In the first quarter of my first year I joined The Chicago Maroon, as a nervous new College student, curious about the diverse array of events occurring at the University. During my time on the paper, I worked as a news editor, the deputy editor-in-chief, and a social media editor. While serving in those roles I spent more time in The Maroon office than my apartment, I turned in midterms late in order to cover breaking news, and I learned more about the University than I could have from one of Dean Boyer’s famous monographs.
To be a part of The Chicago Maroon is to be a part of history. Established in 1892, the newspaper is the longest-running publication on campus. The Maroon’s office, hidden in the back of Ida Noyes Hall, holds the newspaper’s long past and current present. During any given production night, students debate journalistic ethics, review the ad sales for the week, and work technical magic at the computer to design the physical publication. Lining one wall of the office is The Maroon’s archives–every printed edition of the newspaper–one of the richest collections of the University’s history outside of Special Collections.
During its long history, The Maroon has run gossip columns, almost leaked state secrets about the atomic bomb, and documented Bernie Sanders’ early political activism. From breaking news stories about the changing Core to ads promoting 1940s war bonds, The Maroon’s archives cover the history of the University and its surrounding communities.
Many now-famous alumni have poured late hours into articles that are now archived in these books. In our midst, we’ve had Kinsey Wilson AB’79, the executive editor of USA Today; Robert B. Silvers AB’47, the co-founder of The New York Review of Books; multiple Pulitzer-Prize winners like David S. Broder AB’47, AM’51 and Daniel Hertzberg AB’68; and even Supreme Court Justice John Paul Stevens AB’1941.
What does it take to produce an eight- to 16-page student newspaper every Tuesday and Friday? Long hours, financial independence from the University, and a lot of peanut M&Ms. The Maroon consists of four editorial sections, a business team, a social media staff, and a team of web developers. Behind these classifications are over 100 students, working at all hours to produce a newspaper. The power of being the person to give final approval to an issue and send it to the printer is a giant responsibility that requires attention to detail, trust in a hardworking staff, and willingness to accept and respond positively to criticism.
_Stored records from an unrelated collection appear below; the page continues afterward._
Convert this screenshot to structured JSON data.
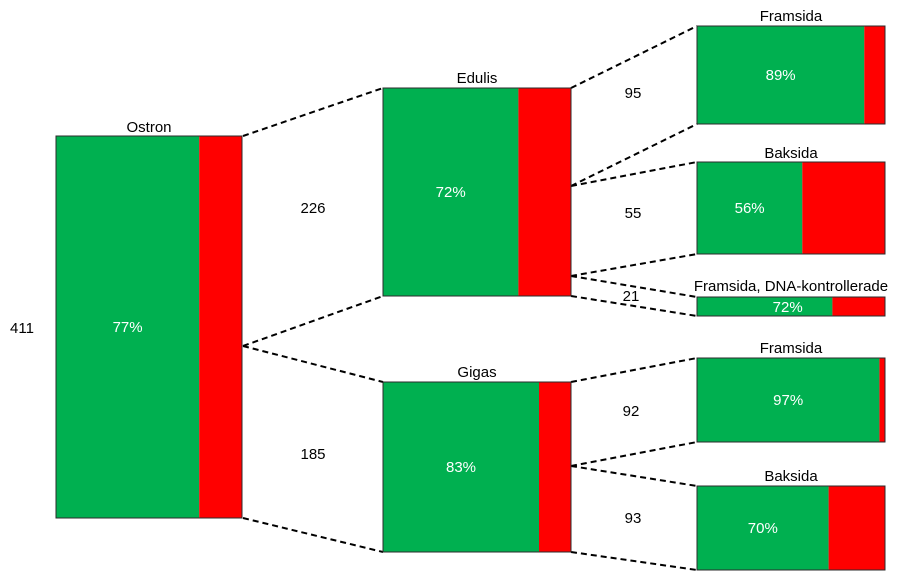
{
  "colors": {
    "green": "#00b050",
    "red": "#ff0000"
  },
  "root_count": "411",
  "nodes": [
    {
      "id": "ostron",
      "title": "Ostron",
      "pct_label": "77%",
      "share": 0.77
    },
    {
      "id": "edulis",
      "title": "Edulis",
      "pct_label": "72%",
      "share": 0.72
    },
    {
      "id": "gigas",
      "title": "Gigas",
      "pct_label": "83%",
      "share": 0.83
    },
    {
      "id": "edulis-framsida",
      "title": "Framsida",
      "pct_label": "89%",
      "share": 0.89
    },
    {
      "id": "edulis-baksida",
      "title": "Baksida",
      "pct_label": "56%",
      "share": 0.56
    },
    {
      "id": "edulis-dna",
      "title": "Framsida, DNA-kontrollerade",
      "pct_label": "72%",
      "share": 0.72
    },
    {
      "id": "gigas-framsida",
      "title": "Framsida",
      "pct_label": "97%",
      "share": 0.97
    },
    {
      "id": "gigas-baksida",
      "title": "Baksida",
      "pct_label": "70%",
      "share": 0.7
    }
  ],
  "links": [
    {
      "from": "ostron",
      "to": "edulis",
      "count": "226"
    },
    {
      "from": "ostron",
      "to": "gigas",
      "count": "185"
    },
    {
      "from": "edulis",
      "to": "edulis-framsida",
      "count": "95"
    },
    {
      "from": "edulis",
      "to": "edulis-baksida",
      "count": "55"
    },
    {
      "from": "edulis",
      "to": "edulis-dna",
      "count": "21"
    },
    {
      "from": "gigas",
      "to": "gigas-framsida",
      "count": "92"
    },
    {
      "from": "gigas",
      "to": "gigas-baksida",
      "count": "93"
    }
  ]
}
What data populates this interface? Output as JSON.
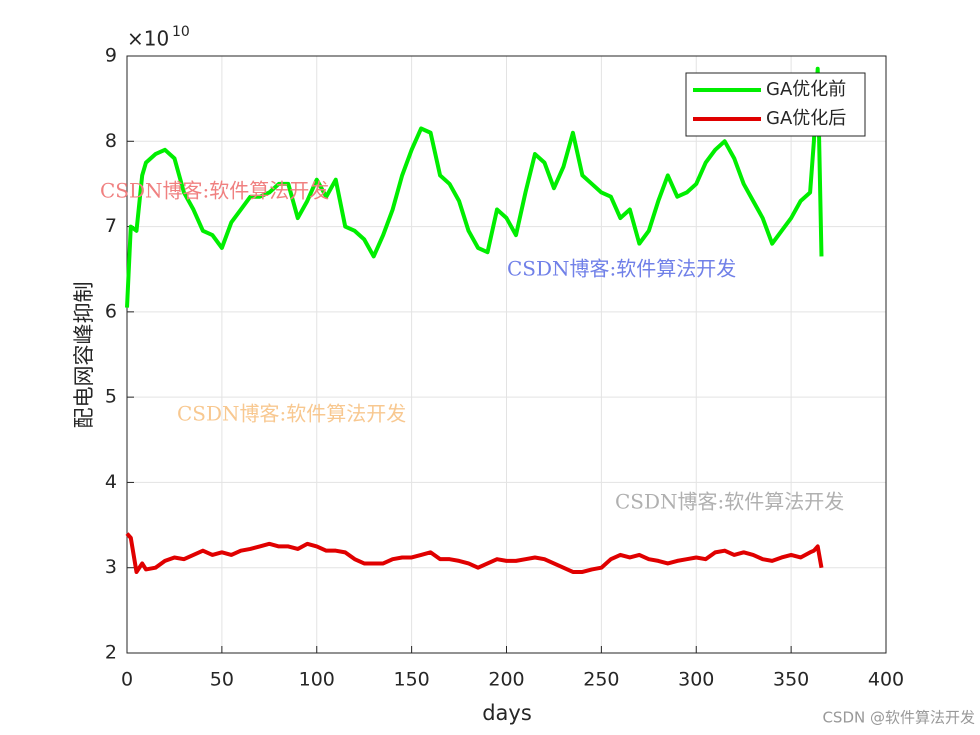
{
  "chart_data": {
    "type": "line",
    "xlabel": "days",
    "ylabel": "配电网容峰抑制",
    "y_multiplier": {
      "base": "×10",
      "exponent": "10"
    },
    "xlim": [
      0,
      400
    ],
    "xticks": [
      0,
      50,
      100,
      150,
      200,
      250,
      300,
      350,
      400
    ],
    "ylim": [
      2,
      9
    ],
    "yticks": [
      2,
      3,
      4,
      5,
      6,
      7,
      8,
      9
    ],
    "grid": true,
    "legend": "top-right",
    "x": [
      0,
      2,
      5,
      8,
      10,
      15,
      20,
      25,
      30,
      35,
      40,
      45,
      50,
      55,
      60,
      65,
      70,
      75,
      80,
      85,
      90,
      95,
      100,
      105,
      110,
      115,
      120,
      125,
      130,
      135,
      140,
      145,
      150,
      155,
      160,
      165,
      170,
      175,
      180,
      185,
      190,
      195,
      200,
      205,
      210,
      215,
      220,
      225,
      230,
      235,
      240,
      245,
      250,
      255,
      260,
      265,
      270,
      275,
      280,
      285,
      290,
      295,
      300,
      305,
      310,
      315,
      320,
      325,
      330,
      335,
      340,
      345,
      350,
      355,
      360,
      362,
      364,
      366
    ],
    "series": [
      {
        "name": "GA优化前",
        "color": "#00ee00",
        "values": [
          6.05,
          7.0,
          6.95,
          7.6,
          7.75,
          7.85,
          7.9,
          7.8,
          7.4,
          7.2,
          6.95,
          6.9,
          6.75,
          7.05,
          7.2,
          7.35,
          7.35,
          7.4,
          7.5,
          7.5,
          7.1,
          7.3,
          7.55,
          7.35,
          7.55,
          7.0,
          6.95,
          6.85,
          6.65,
          6.9,
          7.2,
          7.6,
          7.9,
          8.15,
          8.1,
          7.6,
          7.5,
          7.3,
          6.95,
          6.75,
          6.7,
          7.2,
          7.1,
          6.9,
          7.4,
          7.85,
          7.75,
          7.45,
          7.7,
          8.1,
          7.6,
          7.5,
          7.4,
          7.35,
          7.1,
          7.2,
          6.8,
          6.95,
          7.3,
          7.6,
          7.35,
          7.4,
          7.5,
          7.75,
          7.9,
          8.0,
          7.8,
          7.5,
          7.3,
          7.1,
          6.8,
          6.95,
          7.1,
          7.3,
          7.4,
          8.0,
          8.85,
          6.65
        ]
      },
      {
        "name": "GA优化后",
        "color": "#e00000",
        "values": [
          3.4,
          3.35,
          2.95,
          3.05,
          2.98,
          3.0,
          3.08,
          3.12,
          3.1,
          3.15,
          3.2,
          3.15,
          3.18,
          3.15,
          3.2,
          3.22,
          3.25,
          3.28,
          3.25,
          3.25,
          3.22,
          3.28,
          3.25,
          3.2,
          3.2,
          3.18,
          3.1,
          3.05,
          3.05,
          3.05,
          3.1,
          3.12,
          3.12,
          3.15,
          3.18,
          3.1,
          3.1,
          3.08,
          3.05,
          3.0,
          3.05,
          3.1,
          3.08,
          3.08,
          3.1,
          3.12,
          3.1,
          3.05,
          3.0,
          2.95,
          2.95,
          2.98,
          3.0,
          3.1,
          3.15,
          3.12,
          3.15,
          3.1,
          3.08,
          3.05,
          3.08,
          3.1,
          3.12,
          3.1,
          3.18,
          3.2,
          3.15,
          3.18,
          3.15,
          3.1,
          3.08,
          3.12,
          3.15,
          3.12,
          3.18,
          3.2,
          3.25,
          3.0
        ]
      }
    ],
    "watermarks": [
      {
        "text": "CSDN博客:软件算法开发",
        "color": "#f08080"
      },
      {
        "text": "CSDN博客:软件算法开发",
        "color": "#7080e8"
      },
      {
        "text": "CSDN博客:软件算法开发",
        "color": "#f8c890"
      },
      {
        "text": "CSDN博客:软件算法开发",
        "color": "#b0b0b0"
      }
    ],
    "footer": "CSDN @软件算法开发"
  }
}
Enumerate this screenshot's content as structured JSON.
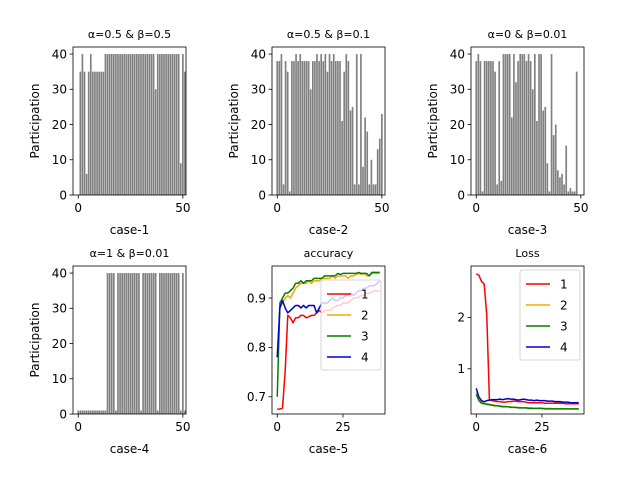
{
  "chart_data": [
    {
      "type": "bar",
      "title": "α=0.5 & β=0.5",
      "xlabel": "case-1",
      "ylabel": "Participation",
      "xlim": [
        -2.5,
        51.5
      ],
      "ylim": [
        0,
        42
      ],
      "xticks": [
        0,
        50
      ],
      "yticks": [
        0,
        10,
        20,
        30,
        40
      ],
      "values": [
        0,
        35,
        40,
        35,
        6,
        35,
        40,
        35,
        35,
        35,
        35,
        35,
        35,
        40,
        40,
        40,
        40,
        40,
        40,
        40,
        40,
        40,
        40,
        40,
        40,
        40,
        40,
        40,
        40,
        40,
        40,
        40,
        40,
        40,
        40,
        40,
        40,
        30,
        40,
        40,
        40,
        40,
        40,
        40,
        40,
        40,
        40,
        40,
        40,
        9,
        40,
        35
      ]
    },
    {
      "type": "bar",
      "title": "α=0.5 & β=0.1",
      "xlabel": "case-2",
      "ylabel": "Participation",
      "xlim": [
        -2.5,
        51.5
      ],
      "ylim": [
        0,
        42
      ],
      "xticks": [
        0,
        50
      ],
      "yticks": [
        0,
        10,
        20,
        30,
        40
      ],
      "values": [
        38,
        38,
        40,
        3,
        38,
        35,
        1,
        38,
        38,
        40,
        38,
        40,
        38,
        38,
        38,
        38,
        30,
        38,
        38,
        40,
        38,
        40,
        38,
        40,
        35,
        40,
        38,
        40,
        38,
        38,
        38,
        21,
        35,
        40,
        38,
        24,
        25,
        3,
        40,
        3,
        40,
        8,
        22,
        18,
        3,
        10,
        3,
        3,
        13,
        16,
        23,
        0
      ]
    },
    {
      "type": "bar",
      "title": "α=0 & β=0.01",
      "xlabel": "case-3",
      "ylabel": "Participation",
      "xlim": [
        -2.5,
        51.5
      ],
      "ylim": [
        0,
        42
      ],
      "xticks": [
        0,
        50
      ],
      "yticks": [
        0,
        10,
        20,
        30,
        40
      ],
      "values": [
        38,
        40,
        38,
        1,
        38,
        38,
        38,
        38,
        38,
        35,
        3,
        38,
        4,
        40,
        40,
        40,
        40,
        22,
        40,
        32,
        38,
        40,
        40,
        40,
        38,
        40,
        38,
        30,
        40,
        21,
        40,
        40,
        24,
        25,
        9,
        1,
        40,
        17,
        20,
        7,
        5,
        6,
        3,
        14,
        1,
        2,
        1,
        1,
        35,
        0,
        0,
        0
      ]
    },
    {
      "type": "bar",
      "title": "α=1 & β=0.01",
      "xlabel": "case-4",
      "ylabel": "Participation",
      "xlim": [
        -2.5,
        51.5
      ],
      "ylim": [
        0,
        42
      ],
      "xticks": [
        0,
        50
      ],
      "yticks": [
        0,
        10,
        20,
        30,
        40
      ],
      "values": [
        1,
        1,
        1,
        1,
        1,
        1,
        1,
        1,
        1,
        1,
        1,
        1,
        1,
        1,
        40,
        40,
        40,
        40,
        1,
        40,
        40,
        40,
        40,
        40,
        40,
        40,
        40,
        40,
        40,
        40,
        1,
        40,
        40,
        40,
        40,
        40,
        40,
        40,
        1,
        40,
        40,
        40,
        40,
        40,
        40,
        40,
        40,
        40,
        40,
        1,
        40,
        1
      ]
    },
    {
      "type": "line",
      "title": "accuracy",
      "xlabel": "case-5",
      "ylabel": "",
      "xlim": [
        -2,
        41
      ],
      "ylim": [
        0.665,
        0.965
      ],
      "xticks": [
        0,
        25
      ],
      "yticks": [
        0.7,
        0.8,
        0.9
      ],
      "legend": "right",
      "series": [
        {
          "name": "1",
          "color": "#ff0000",
          "values": [
            0.675,
            0.675,
            0.677,
            0.75,
            0.865,
            0.86,
            0.85,
            0.86,
            0.86,
            0.865,
            0.865,
            0.86,
            0.862,
            0.865,
            0.865,
            0.87,
            0.875,
            0.87,
            0.875,
            0.875,
            0.875,
            0.88,
            0.882,
            0.885,
            0.885,
            0.89,
            0.89,
            0.89,
            0.895,
            0.9,
            0.9,
            0.902,
            0.905,
            0.905,
            0.91,
            0.91,
            0.912,
            0.915,
            0.915,
            0.913
          ]
        },
        {
          "name": "2",
          "color": "#ffa500",
          "values": [
            0.78,
            0.88,
            0.89,
            0.9,
            0.905,
            0.9,
            0.91,
            0.92,
            0.925,
            0.93,
            0.93,
            0.93,
            0.935,
            0.93,
            0.935,
            0.935,
            0.935,
            0.94,
            0.94,
            0.94,
            0.94,
            0.945,
            0.94,
            0.945,
            0.945,
            0.945,
            0.945,
            0.94,
            0.945,
            0.945,
            0.948,
            0.95,
            0.948,
            0.95,
            0.945,
            0.945,
            0.95,
            0.95,
            0.95,
            0.95
          ]
        },
        {
          "name": "3",
          "color": "#008000",
          "values": [
            0.7,
            0.89,
            0.9,
            0.91,
            0.91,
            0.915,
            0.92,
            0.93,
            0.93,
            0.935,
            0.93,
            0.935,
            0.935,
            0.935,
            0.94,
            0.94,
            0.94,
            0.94,
            0.945,
            0.945,
            0.945,
            0.945,
            0.945,
            0.95,
            0.948,
            0.95,
            0.95,
            0.95,
            0.95,
            0.95,
            0.95,
            0.952,
            0.95,
            0.95,
            0.95,
            0.945,
            0.952,
            0.952,
            0.952,
            0.952
          ]
        },
        {
          "name": "4",
          "color": "#0000cd",
          "values": [
            0.78,
            0.88,
            0.895,
            0.88,
            0.87,
            0.875,
            0.88,
            0.885,
            0.885,
            0.88,
            0.885,
            0.88,
            0.885,
            0.885,
            0.885,
            0.87,
            0.88,
            0.89,
            0.89,
            0.89,
            0.895,
            0.9,
            0.895,
            0.895,
            0.9,
            0.9,
            0.905,
            0.905,
            0.91,
            0.905,
            0.91,
            0.915,
            0.915,
            0.92,
            0.92,
            0.925,
            0.925,
            0.925,
            0.93,
            0.935
          ]
        }
      ]
    },
    {
      "type": "line",
      "title": "Loss",
      "xlabel": "case-6",
      "ylabel": "",
      "xlim": [
        -2,
        41
      ],
      "ylim": [
        0.12,
        3.0
      ],
      "xticks": [
        0,
        25
      ],
      "yticks": [
        1,
        2
      ],
      "legend": "top-right",
      "series": [
        {
          "name": "1",
          "color": "#ff0000",
          "values": [
            2.85,
            2.82,
            2.7,
            2.65,
            2.05,
            0.4,
            0.38,
            0.37,
            0.36,
            0.36,
            0.35,
            0.35,
            0.36,
            0.36,
            0.37,
            0.37,
            0.36,
            0.36,
            0.36,
            0.35,
            0.34,
            0.34,
            0.34,
            0.34,
            0.34,
            0.34,
            0.33,
            0.33,
            0.33,
            0.33,
            0.33,
            0.33,
            0.33,
            0.33,
            0.32,
            0.32,
            0.32,
            0.32,
            0.32,
            0.32
          ]
        },
        {
          "name": "2",
          "color": "#ffa500",
          "values": [
            0.55,
            0.4,
            0.35,
            0.33,
            0.32,
            0.31,
            0.3,
            0.29,
            0.28,
            0.28,
            0.27,
            0.27,
            0.26,
            0.26,
            0.25,
            0.25,
            0.25,
            0.24,
            0.24,
            0.24,
            0.24,
            0.24,
            0.23,
            0.23,
            0.24,
            0.23,
            0.23,
            0.23,
            0.23,
            0.22,
            0.22,
            0.22,
            0.22,
            0.22,
            0.22,
            0.22,
            0.22,
            0.22,
            0.22,
            0.22
          ]
        },
        {
          "name": "3",
          "color": "#008000",
          "values": [
            0.5,
            0.38,
            0.33,
            0.32,
            0.31,
            0.3,
            0.29,
            0.28,
            0.28,
            0.27,
            0.26,
            0.26,
            0.26,
            0.25,
            0.25,
            0.25,
            0.24,
            0.24,
            0.24,
            0.24,
            0.23,
            0.23,
            0.23,
            0.23,
            0.23,
            0.23,
            0.22,
            0.22,
            0.22,
            0.22,
            0.22,
            0.22,
            0.22,
            0.22,
            0.22,
            0.22,
            0.22,
            0.22,
            0.22,
            0.22
          ]
        },
        {
          "name": "4",
          "color": "#0000cd",
          "values": [
            0.62,
            0.45,
            0.38,
            0.36,
            0.38,
            0.39,
            0.4,
            0.4,
            0.4,
            0.41,
            0.4,
            0.41,
            0.42,
            0.41,
            0.41,
            0.4,
            0.39,
            0.4,
            0.41,
            0.4,
            0.39,
            0.39,
            0.38,
            0.39,
            0.38,
            0.38,
            0.38,
            0.37,
            0.37,
            0.37,
            0.36,
            0.36,
            0.36,
            0.35,
            0.35,
            0.35,
            0.34,
            0.34,
            0.34,
            0.34
          ]
        }
      ]
    }
  ]
}
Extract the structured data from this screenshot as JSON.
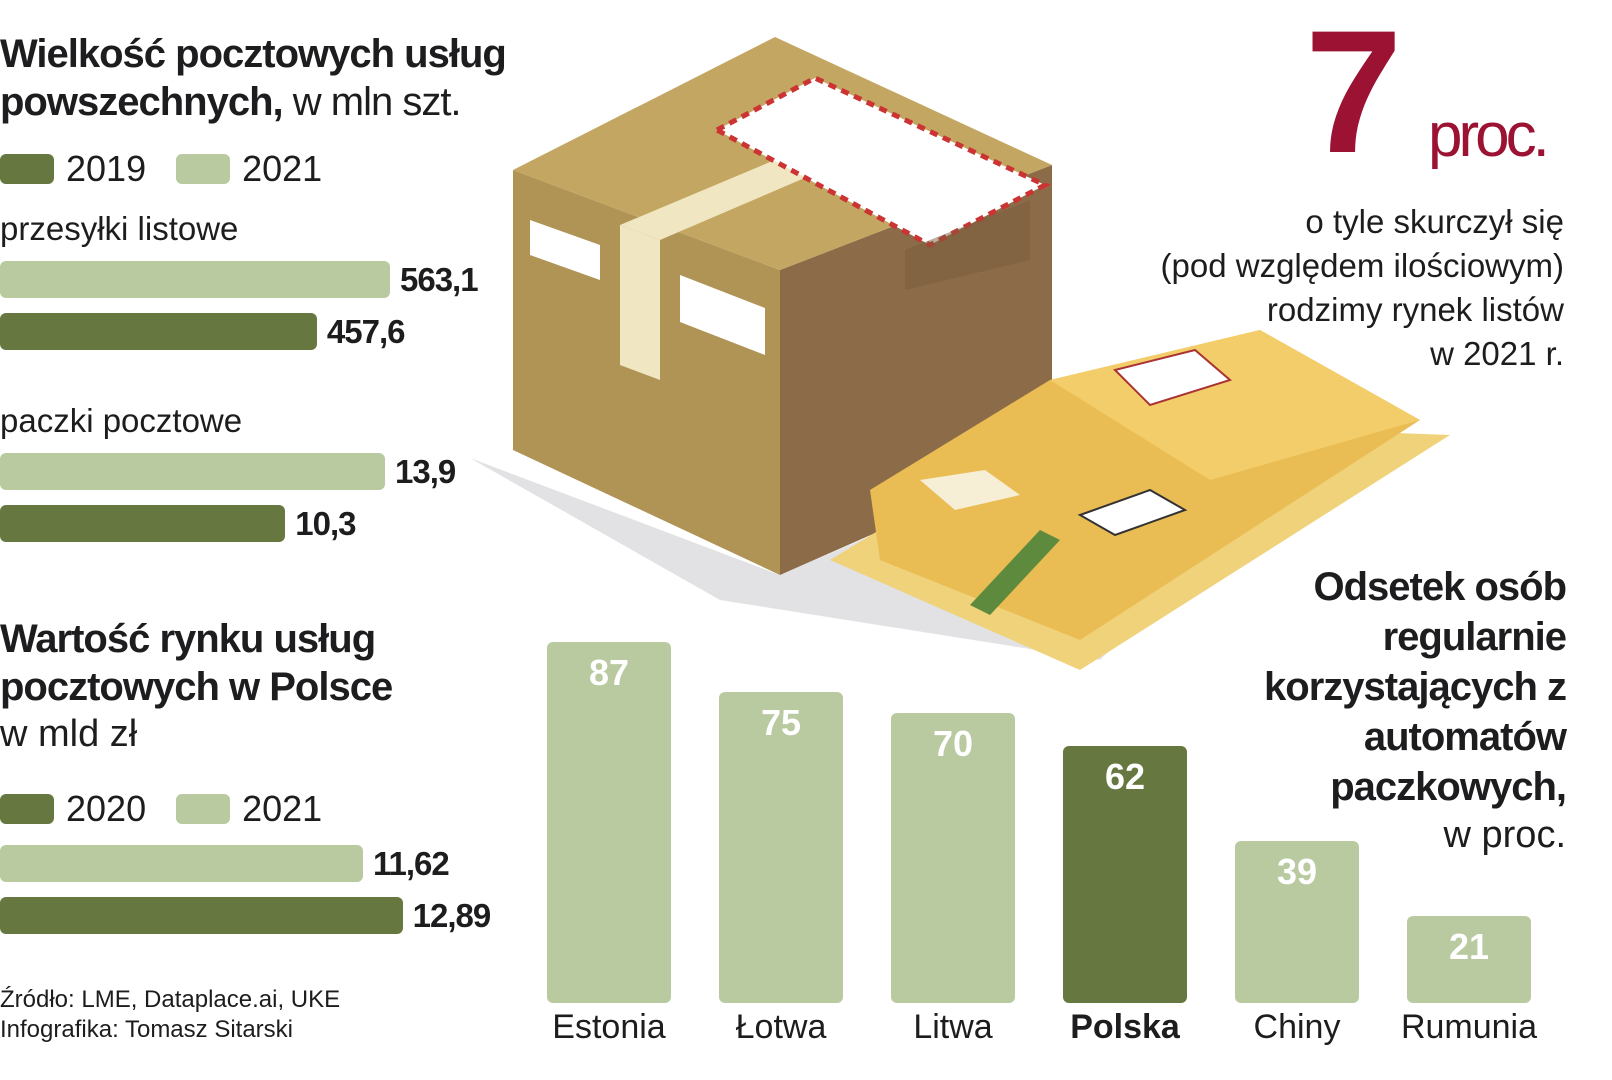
{
  "colors": {
    "dark": "#667740",
    "light": "#b9c9a0",
    "accent": "#9b1233"
  },
  "volume": {
    "title_bold": "Wielkość pocztowych usług powszechnych,",
    "title_unit": "w mln szt.",
    "legend": [
      "2019",
      "2021"
    ],
    "groups": [
      {
        "label": "przesyłki listowe",
        "bars": [
          {
            "year": "2021",
            "value": 563.1,
            "text": "563,1"
          },
          {
            "year": "2019",
            "value": 457.6,
            "text": "457,6"
          }
        ]
      },
      {
        "label": "paczki pocztowe",
        "bars": [
          {
            "year": "2021",
            "value": 13.9,
            "text": "13,9"
          },
          {
            "year": "2019",
            "value": 10.3,
            "text": "10,3"
          }
        ]
      }
    ]
  },
  "market": {
    "title_bold": "Wartość rynku usług pocztowych w Polsce",
    "title_unit": "w mld zł",
    "legend": [
      "2020",
      "2021"
    ],
    "bars": [
      {
        "year": "2021",
        "value": 11.62,
        "text": "11,62"
      },
      {
        "year": "2020",
        "value": 12.89,
        "text": "12,89"
      }
    ]
  },
  "highlight": {
    "number": "7",
    "unit": "proc.",
    "text": [
      "o tyle skurczył się",
      "(pod względem ilościowym)",
      "rodzimy rynek listów",
      "w 2021 r."
    ]
  },
  "chart_data": {
    "type": "bar",
    "title": "Odsetek osób regularnie korzystających z automatów paczkowych,",
    "unit": "w proc.",
    "categories": [
      "Estonia",
      "Łotwa",
      "Litwa",
      "Polska",
      "Chiny",
      "Rumunia"
    ],
    "values": [
      87,
      75,
      70,
      62,
      39,
      21
    ],
    "highlighted": "Polska",
    "ylim": [
      0,
      100
    ]
  },
  "footer": {
    "source": "Źródło: LME, Dataplace.ai, UKE",
    "credit": "Infografika: Tomasz Sitarski"
  }
}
Back in my freshman year I would never have imagined the amount of work I would put into The Maroon. After covering a town hall meeting featuring a new University administrator, I became interested in Student Government and campus activism, hoping to learn more about how students interacted with the governance of the University, which became my beat. By my second year I worked as a news editor, organizing the section and helping new students develop their own writing and journalistic interests.
As I became more involved in The Maroon I became more invested in overseeing its own internal structure. The Maroon is in a unique position to manage its staff and finances independent from the University, allowing students a high level of autonomy in the functioning of the newspaper. I hoped to develop a stronger sense of its history, organization, as well as an orientation to the changing trends in journalism. I ran for deputy editor-in-chief in the winter of my second year in order to implement my vision.
While none of this work was easy when added to the job of covering breaking news, I’m proud to have contributed in some way to the history of the newspaper. Although no single person can define an organization that has such a long legacy, I hope to have kept the newspaper on a strong trajectory.
In my various roles on The Maroon, I have learned how to think critically and ask clear questions, to write clearly and concisely, to work with and manage other students, and to put out a newspaper during a power outage.
More importantly, however, I gained a family the The Maroon. My first editors, many of whom are professional journalists now, became my mentors and inspirations. My co-editors became some of my closest friends, because there’s something about splitting a bag of M&Ms at 3 a.m. that really brings people together. The writers I trained have challenged me to constantly rethink my own assumptions and habits.
The Maroon has existed in many forms over the past 124 years, and I’m proud to have been a small part of that history.